Yasmine Char
Lettres frontière.
Le destin fait bien les choses.
J'y ai toujours cru. Mon roman s'appelle La Main de Dieu. Il y est question d'amour et de hasard. De cruauté aussi. De frontières. On y est.
J'ai grandi dans un pays en guerre où les frontières se sont multipliées. Nord, sud, plaine de la Bekaa, montagne druze, côté chrétien, côté musulman. Des frontières dans les frontières où on sortait sa carte d'identité comme on respire.
Je pose des questions pour comprendre. Je n'ai pas de réponse.
A douze ans, je commence à écrire. C'est ma manière d'abolir les barrières.
Je parle trois langues. J'ai deux nationalités.
J'ai un pied dans l'Orient, l'autre dans l'Occident. Plus tard, je suis en Suisse. J'ai une troisième nationalité.
J'en veux mille. Je ne veux plus jamais entendre parler de lignes qui séparent.
Lettres frontière.
Le prix est venu à moi comme si nous nous attendions depuis longtemps.
Quelle plus belle récompense que des femmes et des hommes qui lisent de deux côtés des frontières ? Qui échangent.
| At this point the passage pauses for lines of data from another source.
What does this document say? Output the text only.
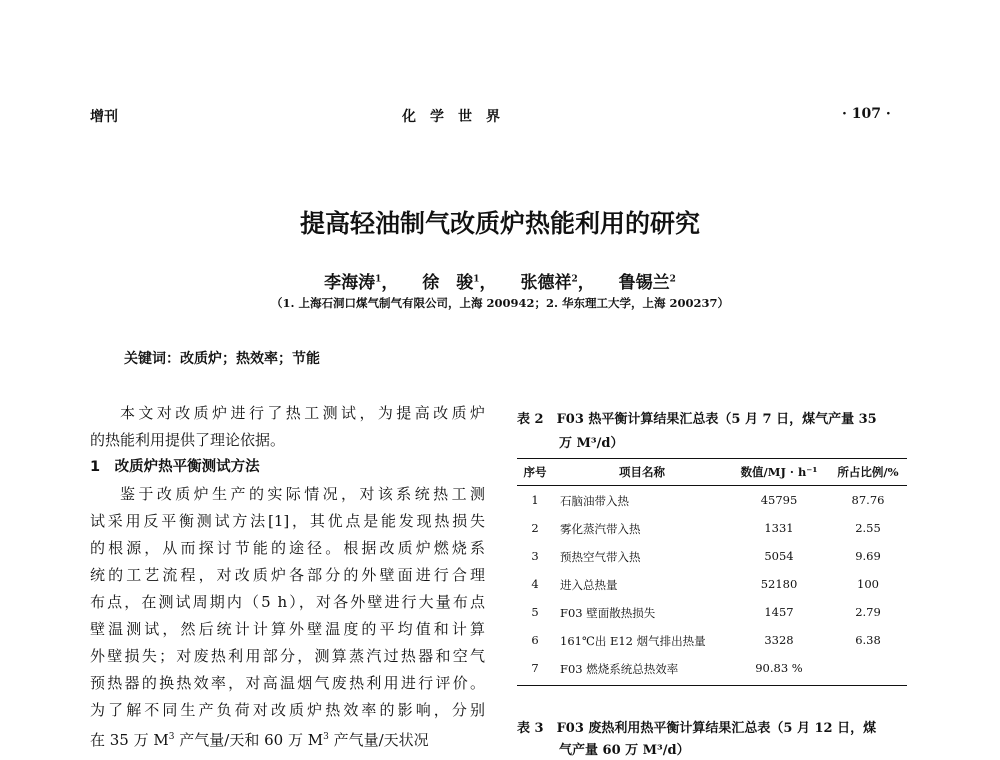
增刊	化　学　世　界	· 107 ·
提高轻油制气改质炉热能利用的研究
李海涛$^1$， 徐　骏$^1$， 张德祥$^2$， 鲁锡兰$^2$
（1. 上海石洞口煤气制气有限公司，上海 200942；2. 华东理工大学，上海 200237）
关键词：改质炉；热效率；节能
本文对改质炉进行了热工测试，为提高改质炉
的热能利用提供了理论依据。
1　改质炉热平衡测试方法
鉴于改质炉生产的实际情况，对该系统热工测
试采用反平衡测试方法[1]，其优点是能发现热损失
的根源，从而探讨节能的途径。根据改质炉燃烧系
统的工艺流程，对改质炉各部分的外壁面进行合理
布点，在测试周期内（5 h），对各外壁进行大量布点
壁温测试，然后统计计算外壁温度的平均值和计算
外壁损失；对废热利用部分，测算蒸汽过热器和空气
预热器的换热效率，对高温烟气废热利用进行评价。
为了解不同生产负荷对改质炉热效率的影响，分别
在 35 万 $M^3$ 产气量/天和 60 万 $M^3$ 产气量/天状况
表 2　F03 热平衡计算结果汇总表（5 月 7 日，煤气产量 35
万 M³/d）
序号	项目名称	数值/MJ · h⁻¹	所占比例/%
1	石脑油带入热	45795	87.76
2	雾化蒸汽带入热	1331	2.55
3	预热空气带入热	5054	9.69
4	进入总热量	52180	100
5	F03 壁面散热损失	1457	2.79
6	161℃出 E12 烟气排出热量	3328	6.38
7	F03 燃烧系统总热效率	90.83 %
表 3　F03 废热利用热平衡计算结果汇总表（5 月 12 日，煤
气产量 60 万 M³/d）
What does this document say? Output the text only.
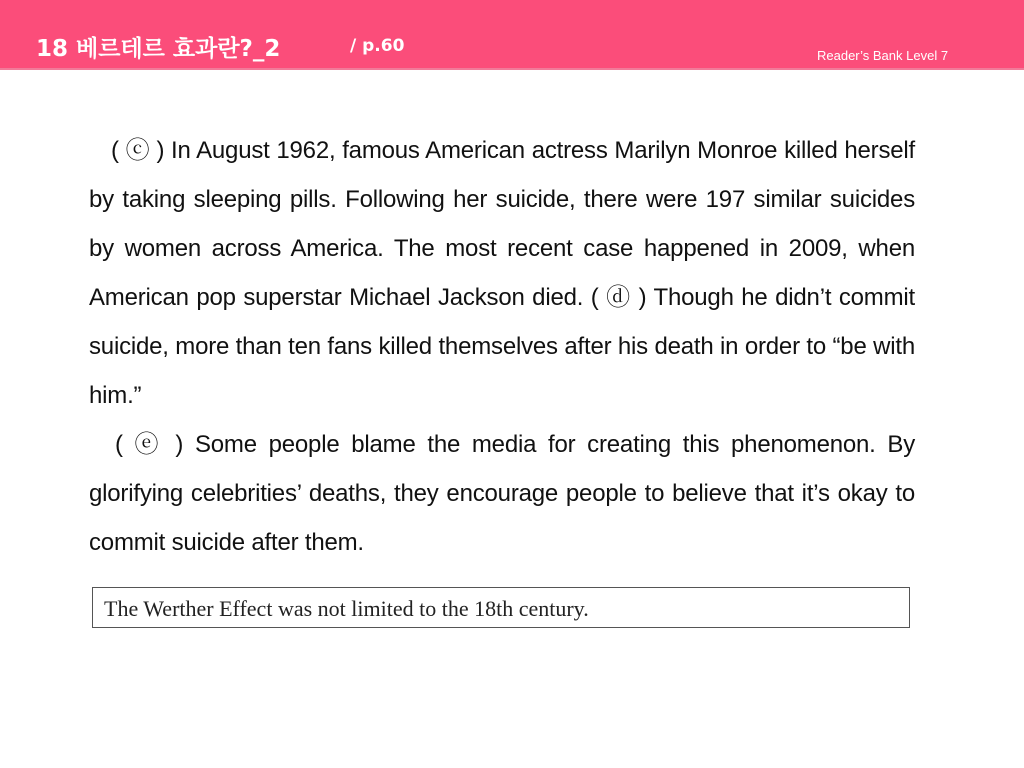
18 베르테르 효과란?_2	/ p.60	Reader’s Bank Level 7

( ⓒ ) In August 1962, famous American actress Marilyn Monroe killed herself by taking sleeping pills. Following her suicide, there were 197 similar suicides by women across America. The most recent case happened in 2009, when American pop superstar Michael Jackson died. ( ⓓ ) Though he didn’t commit suicide, more than ten fans killed themselves after his death in order to “be with him.”
( ⓔ ) Some people blame the media for creating this phenomenon. By glorifying celebrities’ deaths, they encourage people to believe that it’s okay to commit suicide after them.

The Werther Effect was not limited to the 18th century.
Qui ont accompli ce que je n'arrivais pas à faire à l'âge de douze ans : réunir par les mots.
Des gens qui ont aimé ce que j'ai écrit, et qui, par leur choix, me permettent d'aller à la rencontre d'autres lecteurs.
Il faut que je vous parle de ces petites et grandes bibliothèques où nous sommes attendus. Où lorsque je me demande ce que je fais sur cette route pedue (souvent perdue car je n'ai aucun sens de l'orientation) à vingt heures, eh bien je sais quand même ce que j'y fais. Je suis en train de rejoindre des personnes bienveillantes.
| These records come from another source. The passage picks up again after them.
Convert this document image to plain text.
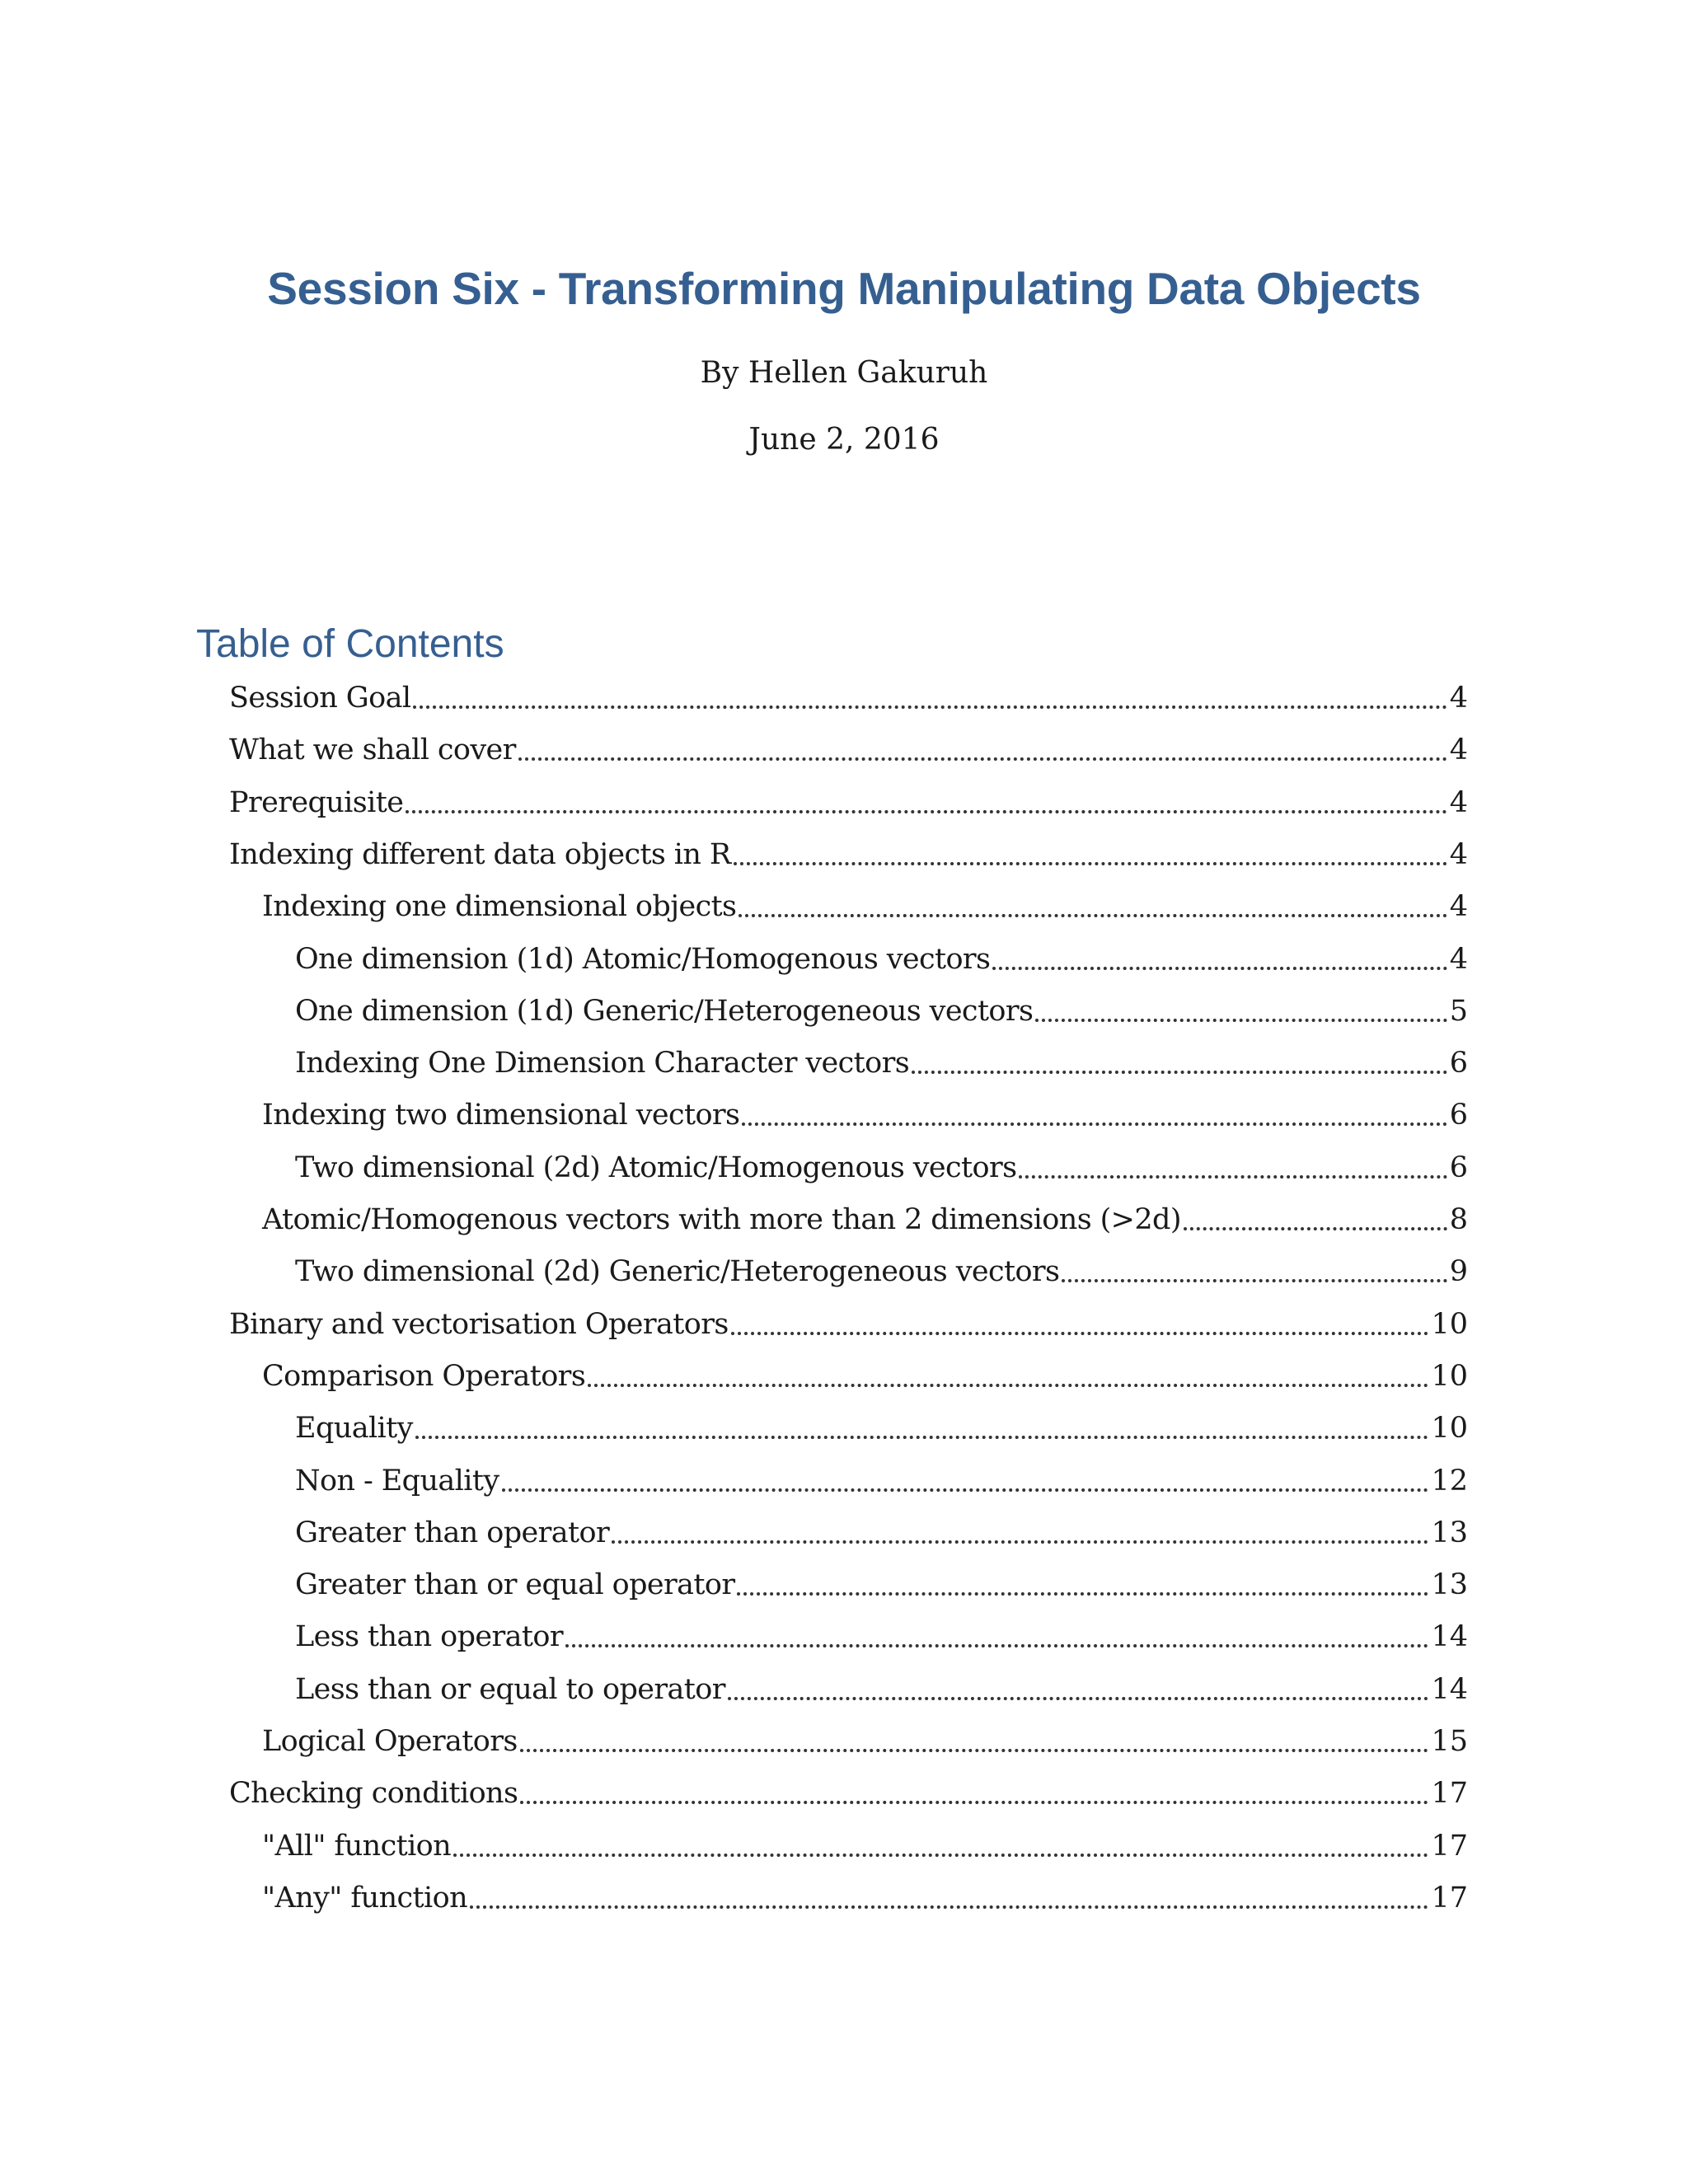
Session Six - Transforming Manipulating Data Objects
By Hellen Gakuruh
June 2, 2016
Table of Contents
Session Goal	4
What we shall cover	4
Prerequisite	4
Indexing different data objects in R	4
Indexing one dimensional objects	4
One dimension (1d) Atomic/Homogenous vectors	4
One dimension (1d) Generic/Heterogeneous vectors	5
Indexing One Dimension Character vectors	6
Indexing two dimensional vectors	6
Two dimensional (2d) Atomic/Homogenous vectors	6
Atomic/Homogenous vectors with more than 2 dimensions (>2d)	8
Two dimensional (2d) Generic/Heterogeneous vectors	9
Binary and vectorisation Operators	10
Comparison Operators	10
Equality	10
Non - Equality	12
Greater than operator	13
Greater than or equal operator	13
Less than operator	14
Less than or equal to operator	14
Logical Operators	15
Checking conditions	17
"All" function	17
"Any" function	17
Nous sommes des fois cinq, d'autres fois trente, qu'importe, l'émerveillement est toujours au rendez-vous. Je veux parler de la belle intelligence de ces assemblées qui me confirme mon rêve d'enfant.
A douze ans, j'ai commencé à écrire pour voler au-dessus des frontières.
Grâce à vous tous lecteurs, je vole un peu plus haut tous les jours.
Yasmine Char
Lauréate des Coups de coeur
Lettres frontière 2009

Delphine Bertholon
Un car, une route sinusoïdale.
Je quitte Albertville pour rejoindre Genève. Nous sommes en février, il fait un temps glacial, splendide, le soleil ricoche sur toute surface possible, rebondit, bing, contre les montagnes. A mes côtés défilent des étendues neigeuses, virginales, je rêve de ski, de feux de bois, de gros bonshommes à nez-carotte, billes de charbon en guise de regard. J'écris un roman qui se déroule un été de canicule. On ne peut espérer meilleur dépaysement.
Près de moi, une fillette brune, quatre ou cinq ans, pose ses deux mains à plat contre la vitre froide : "cette fenêtre, papa, elle a le goût de l'hiver." Hop. Une synesthésie, sans même s'en rendre compte. Les gosses sont des poètes.
Et voilà.
Je parle de météo. Rien à faire, j'adore la météo. Le temps m'est toujours d'une grande importance, dans la vie comme dans les livres. Reflet des émotions, dit-on... Ou, peut-être, l'abus précoce et répété de spleen baudelairien. Et puis, sûr, ma pudeur. A commenter le ciel, les plaines immaculées, j'évite de parler de moi, de vous. De nous, irais-je jusqu'à dire - si j'osais. De tous ces "chaud au coeur", de Ville-la-Grand à Lovagny, d'Arenthon à Thônes, sans doudoune, sans moufles et sans bonnet.
Tant pis pour la pudeur, il faut bien l'avouer :
cet hiver-là, l'hiver 2010, le plus rigoureux depuis deux décennies, aura eu à mes yeux le goût de l'été.